Member of the Haryana Legislative Assembly
- In office 2019–2024
- Succeeded by: Shyam Singh Rana
- Constituency: Radaur
- In office 2009–2014
- Constituency: Radaur

Personal details
- Born: Bishan Saini 1954 (age 71–72) Radaur, Haryana, India
- Party: Indian National Congress
- Other political affiliations: Indian National Lok Dal

= Bishan Lal Saini =

Indian politician

Bishan Lal Saini (born 1954) is an Indian politician from Haryana. He is a former member of the Haryana Legislative Assembly from Radaur Assembly constituency. He was nominated again to contest the Radaur seat by the Indian National Congress but lost to BJP candidate Shyam Singh Rana by a margin of 13,132 votes.

== Early life and education ==
Saini was born to Sukh Ram Saini in Radaur, Haryana.

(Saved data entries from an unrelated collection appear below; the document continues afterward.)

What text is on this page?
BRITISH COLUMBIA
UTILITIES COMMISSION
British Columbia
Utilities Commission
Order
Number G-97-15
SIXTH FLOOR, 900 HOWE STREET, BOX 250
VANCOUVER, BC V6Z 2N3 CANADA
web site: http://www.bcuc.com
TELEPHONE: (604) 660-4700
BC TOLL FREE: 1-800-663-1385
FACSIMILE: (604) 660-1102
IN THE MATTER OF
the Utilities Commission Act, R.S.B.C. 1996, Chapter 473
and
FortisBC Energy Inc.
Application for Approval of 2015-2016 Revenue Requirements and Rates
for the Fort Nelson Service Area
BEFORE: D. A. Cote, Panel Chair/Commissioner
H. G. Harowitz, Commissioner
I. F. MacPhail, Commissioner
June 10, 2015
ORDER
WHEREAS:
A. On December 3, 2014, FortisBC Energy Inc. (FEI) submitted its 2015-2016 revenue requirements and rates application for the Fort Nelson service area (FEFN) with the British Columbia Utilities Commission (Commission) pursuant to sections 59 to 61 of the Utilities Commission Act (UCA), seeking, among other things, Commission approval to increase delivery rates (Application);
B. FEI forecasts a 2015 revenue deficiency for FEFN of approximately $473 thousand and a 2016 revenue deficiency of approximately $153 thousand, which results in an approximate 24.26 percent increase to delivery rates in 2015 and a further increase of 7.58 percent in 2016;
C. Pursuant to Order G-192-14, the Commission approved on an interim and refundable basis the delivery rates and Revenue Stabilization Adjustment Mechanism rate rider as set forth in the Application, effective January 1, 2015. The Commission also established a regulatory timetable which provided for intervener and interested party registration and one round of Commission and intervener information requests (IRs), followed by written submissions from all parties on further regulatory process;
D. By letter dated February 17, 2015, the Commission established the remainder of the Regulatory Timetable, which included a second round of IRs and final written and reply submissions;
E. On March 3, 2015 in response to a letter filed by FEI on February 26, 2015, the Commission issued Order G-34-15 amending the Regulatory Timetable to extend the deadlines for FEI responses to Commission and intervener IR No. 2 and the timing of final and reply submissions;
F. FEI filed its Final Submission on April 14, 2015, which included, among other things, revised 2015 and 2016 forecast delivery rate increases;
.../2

He is a graduate in Ayurvedic Medicine and Surgery from Shri Mast Nath Ayurvedic College, Rohtak in 1977 under Maharshi Dayanand University, Rohtak.

== Career ==
Saini wlost the 2024 Haryana Legislative Assembly election. Previously, Saini won the 2019 Haryana Legislative Assembly election representing the Indian National Congress. He polled 54,087 votes and defeated his nearest rival, Karan Dev of the Bharatiya Janata Party, by a margin of 2,541 votes. Earlier, he became an MLA for the first time winning the 2000 Haryana Legislative Assembly election from Jagadhri Assembly constituency representing Bahujan Samaj Party. Later, he won the 2009 Haryana Legislative Assembly election from Radaur Assembly constituency representing the Indian National Lok Dal.